Six months ago Roberts was diagnosed with breast cancer. Since then she has continued to host "Good Morning America" while fighting the disease and receiving treatment.
On her last day, Roberts shared a conversation with her doctor and some of her "little rituals" for getting through her "least favorite parts."
"I thought about this day and even knowing I have more ahead of me, you have to appreciate and celebrate the various moments. But this is a milestone. The last day of chemo is a milestone," Roberts said.
Roberts received eight chemotherapy treatments over eight months. She says the actual treatment isn't painful and in fact, you "don't feel a thing."
Robin's oncologist, Ruth Oratz, compares chemotherapy to a fire and Roberts thinks it's appropriate.
"You know when we think about this tumor in the breast — that's the fire burning in the fireplace — and the fire goes down, goes out when the surgeon removes the tumor. But you know, if you poke around in the bottom of that fireplace, there could be a few little embers in there that could catch up again spark a big flame. We don't want that to happen. So if we dump a whole big bucket of water in that fireplace and put out those last ashes, hopefully we've put out any chance of the fire starting up again and that's what the chemo therapy is," said Oratz.
"I feel abundantly blessed because no two cancer patients are the same and how they deal with chemotherapy," said Roberts.
"It is impossible to predict. We can give the same exact treatment to two women and one breezes through and the other one has more side effects. So we really try to focus on what's happening with each individual woman as she's going through treatment, making adjustments as we go making little adjustments in the recipe and getting you through with as few side effects as possible," said Oratz.
"It creeps into your head. … Are we getting it all? You can't help but you block it all as best you can," said Roberts about the worries that she fought back.
"That's going to be there for a while, but with each day that you're well and each week and each year you'll learn to trust yourself. But it takes time," Oratz said.
"So when do I get my life back? When do I not feel tingle in my fingers? When does that happen?" Roberts asked.
"Well it took us five months to get you into this place, so that's how long it's going to take you to get out. So think of that arch," Oratz replied.
"I just want me back. I love life. I'm just tired of feeling how I look right now. It just gets old," said Roberts.
"Feeling like you stepped out of yourself, it's kind of like you've been on a leave of absence from Robin and you will you will," said Oratz, full of comfort and hope for Robin's recovery.

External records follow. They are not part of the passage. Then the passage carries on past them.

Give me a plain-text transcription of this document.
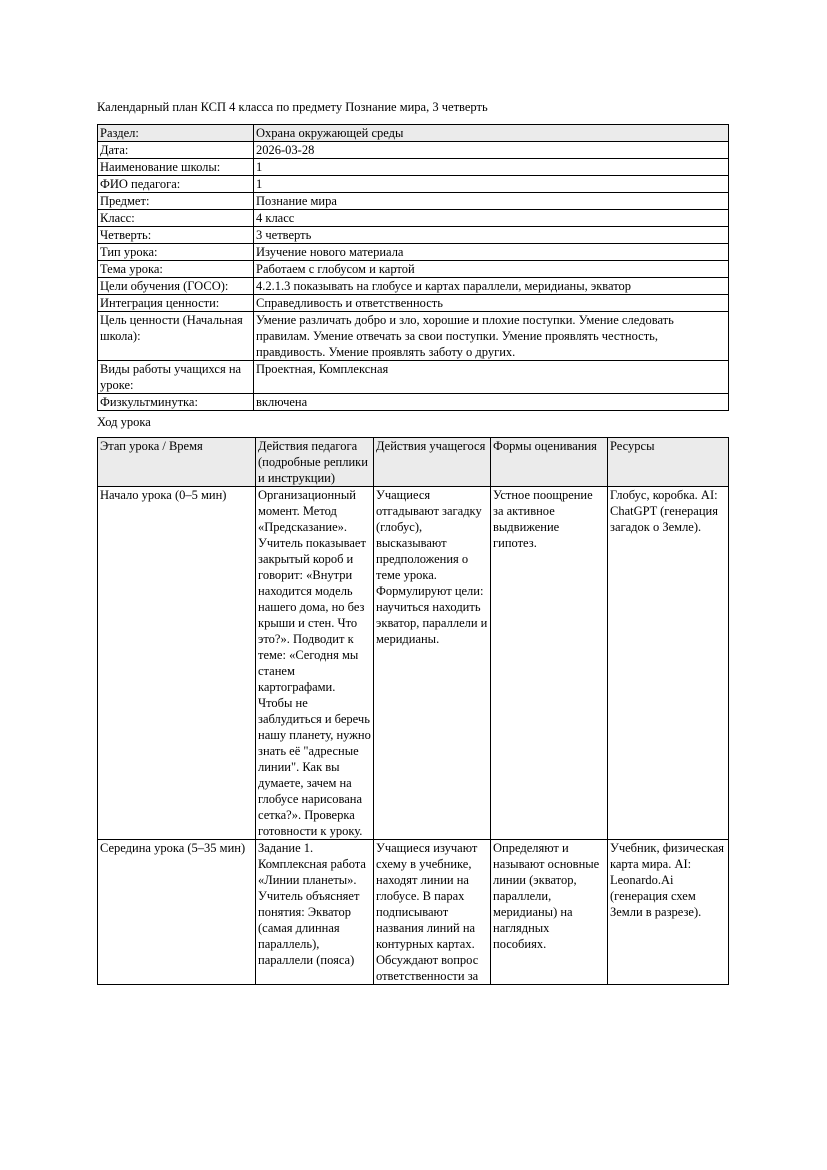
Календарный план КСП 4 класса по предмету Познание мира, 3 четверть
Раздел:	Охрана окружающей среды
Дата:	2026-03-28
Наименование школы:	1
ФИО педагога:	1
Предмет:	Познание мира
Класс:	4 класс
Четверть:	3 четверть
Тип урока:	Изучение нового материала
Тема урока:	Работаем с глобусом и картой
Цели обучения (ГОСО):	4.2.1.3 показывать на глобусе и картах параллели, меридианы, экватор
Интеграция ценности:	Справедливость и ответственность
Цель ценности (Начальная школа):	Умение различать добро и зло, хорошие и плохие поступки. Умение следовать правилам. Умение отвечать за свои поступки. Умение проявлять честность, правдивость. Умение проявлять заботу о других.
Виды работы учащихся на уроке:	Проектная, Комплексная
Физкультминутка:	включена
Ход урока
Этап урока / Время	Действия педагога (подробные реплики и инструкции)	Действия учащегося	Формы оценивания	Ресурсы
Начало урока (0–5 мин)	Организационный момент. Метод «Предсказание». Учитель показывает закрытый короб и говорит: «Внутри находится модель нашего дома, но без крыши и стен. Что это?». Подводит к теме: «Сегодня мы станем картографами. Чтобы не заблудиться и беречь нашу планету, нужно знать её "адресные линии". Как вы думаете, зачем на глобусе нарисована сетка?». Проверка готовности к уроку.	Учащиеся отгадывают загадку (глобус), высказывают предположения о теме урока. Формулируют цели: научиться находить экватор, параллели и меридианы.	Устное поощрение за активное выдвижение гипотез.	Глобус, коробка. AI: ChatGPT (генерация загадок о Земле).
Середина урока (5–35 мин)	Задание 1. Комплексная работа «Линии планеты». Учитель объясняет понятия: Экватор (самая длинная параллель), параллели (пояса)	Учащиеся изучают схему в учебнике, находят линии на глобусе. В парах подписывают названия линий на контурных картах. Обсуждают вопрос ответственности за	Определяют и называют основные линии (экватор, параллели, меридианы) на наглядных пособиях.	Учебник, физическая карта мира. AI: Leonardo.Ai (генерация схем Земли в разрезе).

"Can you write that down somewhere?" Roberts said back with a laugh.
Roberts credits Oratz and "her incredible team" for helping give her the "best care imaginable," but also says her buddies and rituals were crucial too.
"I don't know what I would have done without my 'chemo buddies,' family and friends, who would sit with me for hours … and a familiar face never came empty handed!" Roberts said. She shared that "GMA" co-anchor Diane Sawyer would often bring her "contraband" comfort food like french fries.